En tercer lugar, la segunda crisis de la modernidad se caracteriza por la utilización de la razón contra sí misma. La modernidad, el proyecto ilustrado, la razón y la ciencia son vistas como elementos que generan riesgos y efectos secundarios (Beck, 1998), o incluso llevan en su propia esencia la necesidad de producir horrores como las dos guerras mundiales o el holocausto (Bauman, 1997). No se pueden soslayar por más tiempo, según Beck, además de los problemas epistemológicos que presenta el concepto de verdad, los efectos secundarios y las consecuencias no previstas de la ciencia. La crisis de la razón en este nuevo malestar en la cultura también es perceptible mediante lo que Lash ha llamado la «problematización de lo real». En el posmodernismo lo que percibimos son fundamentalmente imágenes. Nuestra percepción se dirige casi con tanta frecuencia a las representaciones como a la «realidad». Estamos, por tanto, acostumbrados a asistir como público a formas culturales que experimentan con la naturaleza problemática de la realidad y la relación de la realidad con la representación (Lash, 1997). La nueva sociedad del espectáculo (Debord, 2003) es la sociedad de los simulacros, de los medios de comunicación de masas, de la hiperrealidad en la que los mapas han sustituido a lo representado, es el crimen perfecto de la realidad, la desaparición de lo real (Baudrillard, 1997).
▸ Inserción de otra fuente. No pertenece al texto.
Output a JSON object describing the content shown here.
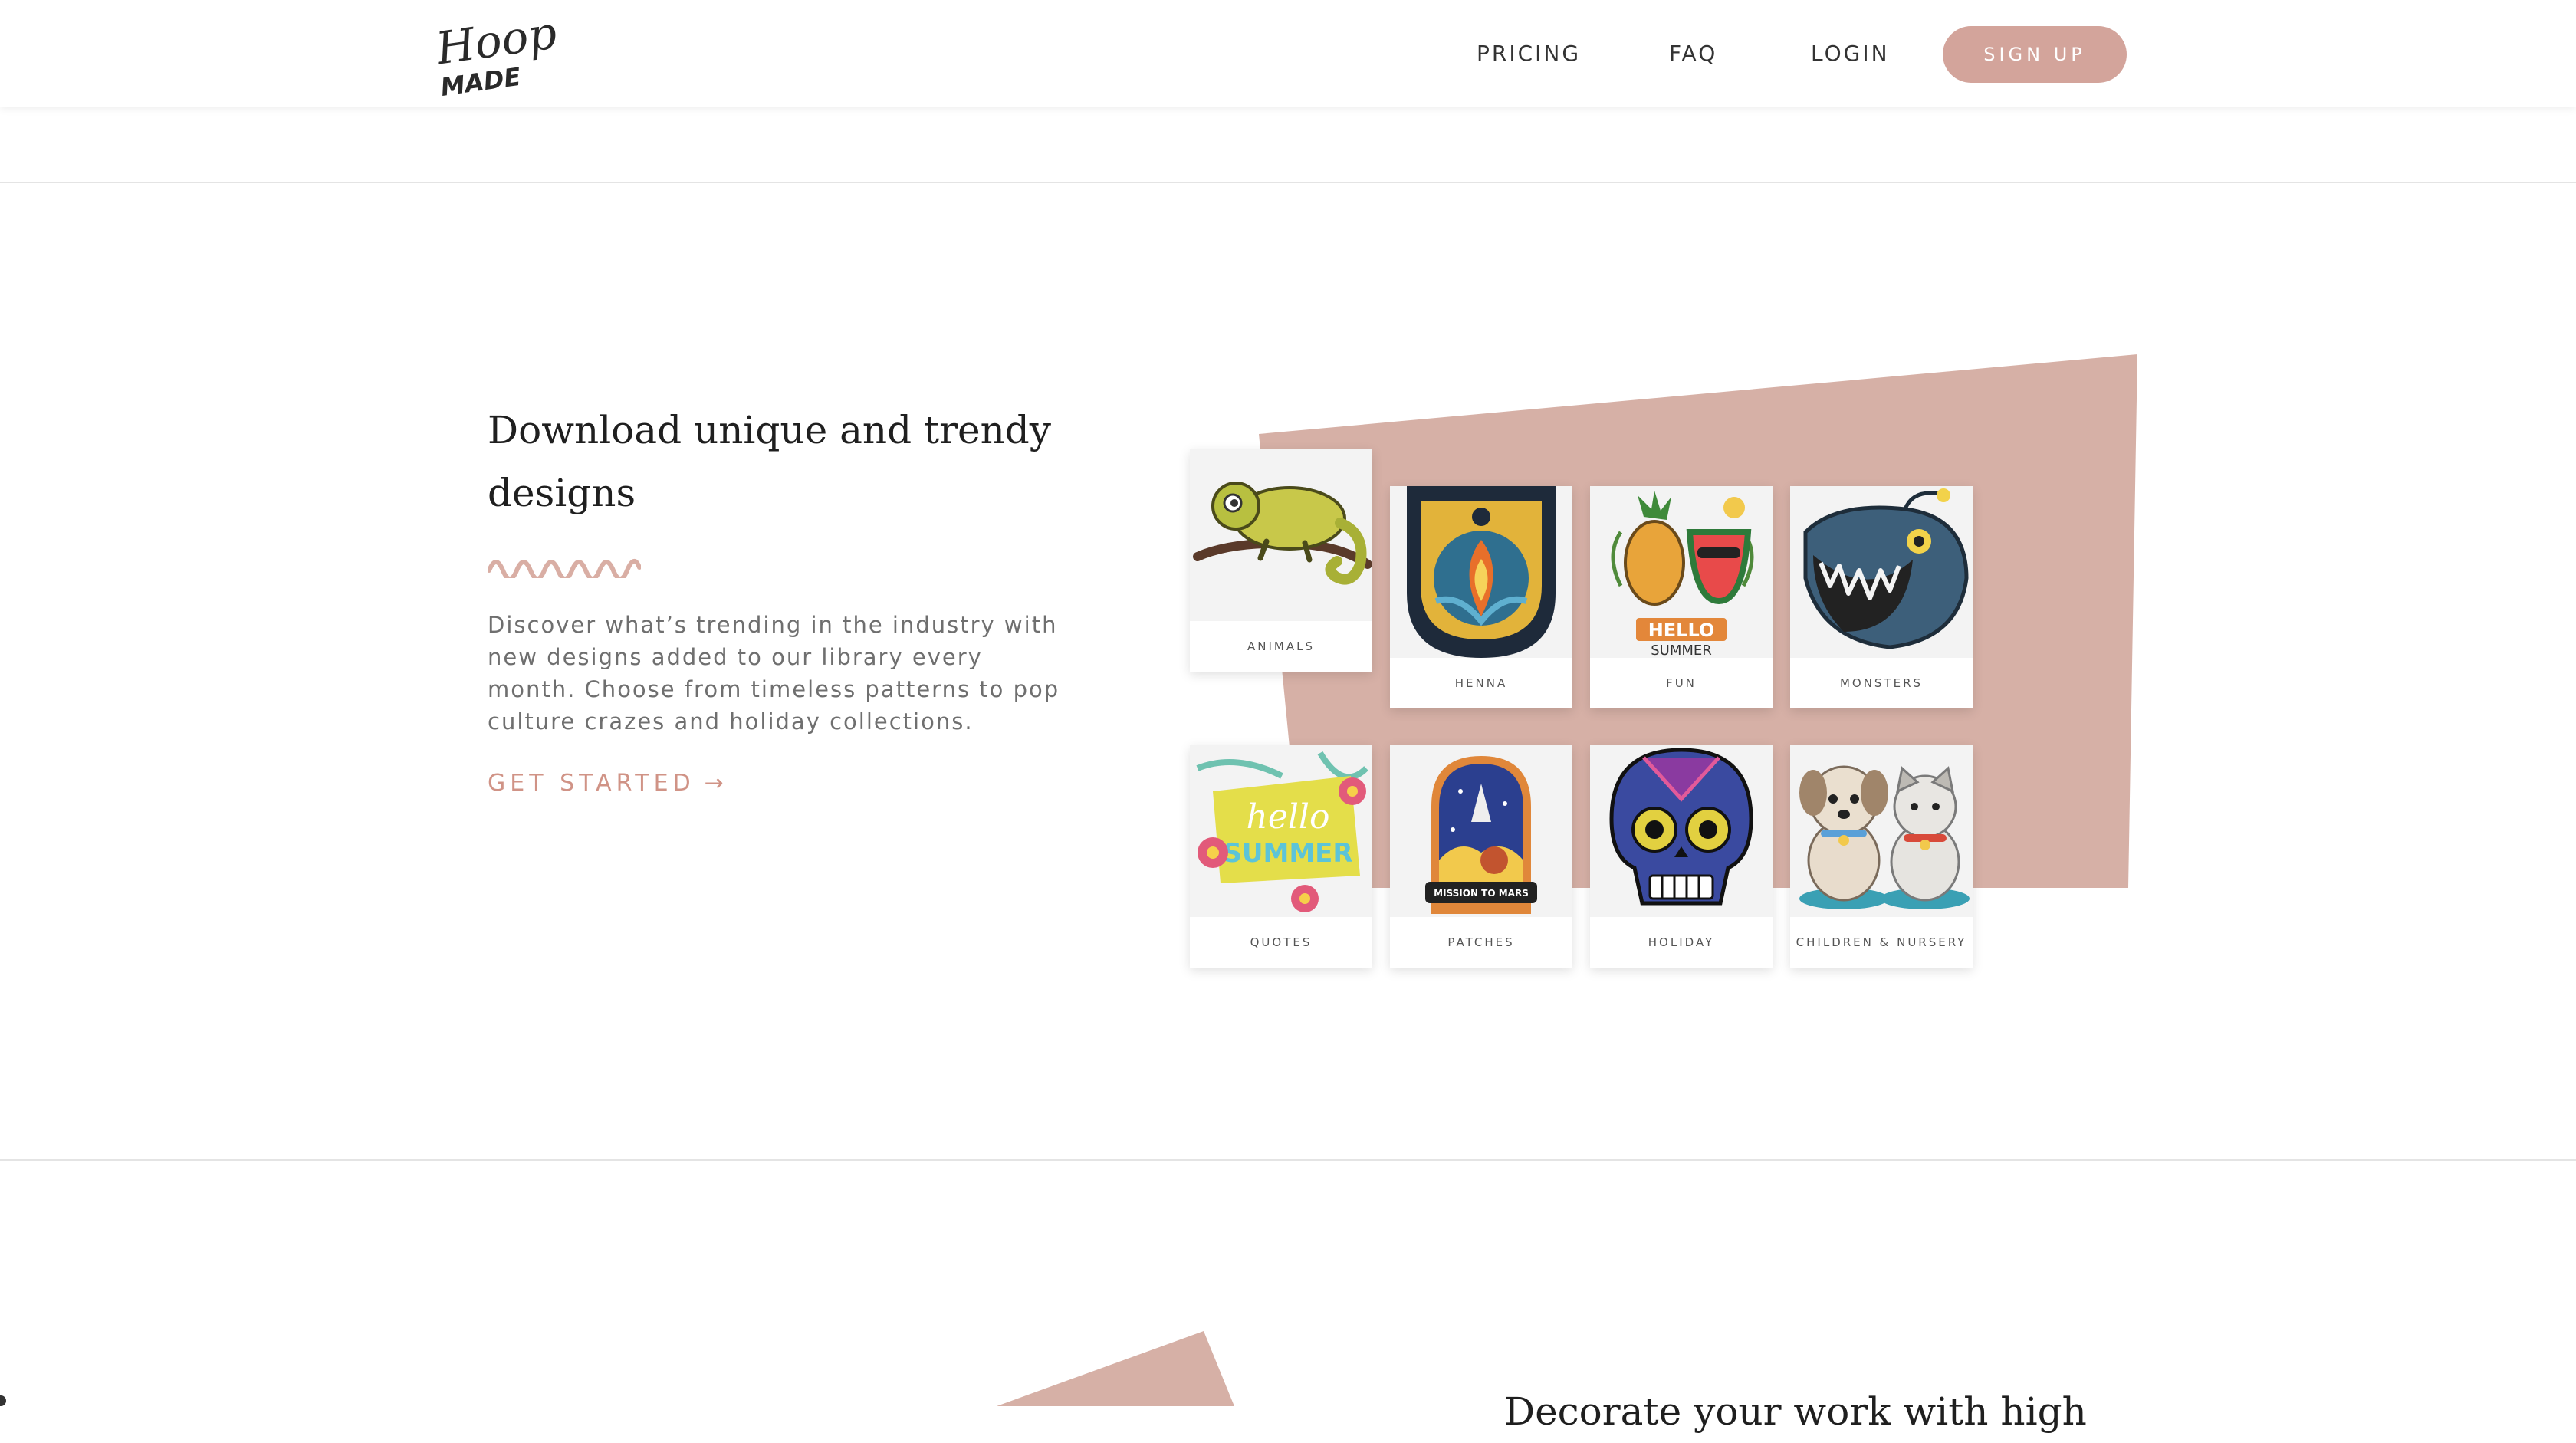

En cuarto y último lugar, se da un proceso de «desdiferenciación» en todos los niveles (Lash, 1997). Hasta donde nos interesa, la desdiferenciación posmoderna se puede resumir en la reagrupación de las disciplinas y géneros modernos. Al existir problemas con la razón científico-técnica, al problematizarse la realidad, se buscan nuevas formas de conocimiento que sobrepasan los estrechos límites de la diferenciación disciplinar moderna. De igual modo, la categorización y la taxonomización de la realidad se vuelve una quimera; la Gran Teoría, algo imposible. La nueva estrategia para conocer se basa en los fragmentos, la ambivalencia, lo complejo, las paradojas (Pinillos, 1997). Hay un nuevo giro literario y un desbordamiento de las vallas modernas impuestas al conocimiento. Y hay también una obligación de autoanálisis por parte del investigador, del científico social, del intelectual, que deja de hablar como si fuera un dios (Latour, 1992), mediante la inevitable introducción de la reflexividad en el contexto de sociedades cada vez más reflexivas (Gouldner, 1973; Lamo, 1990b), mediante la observación de la observación (observación de segundo grado) (Luhmann, 1996) o, en el caso de los sociólogos, a través de una obligatoria sociología de la propia y ajena sociología (Friedrichs, 1977; Torres, 1994 y 2002; Ribes, 2004b).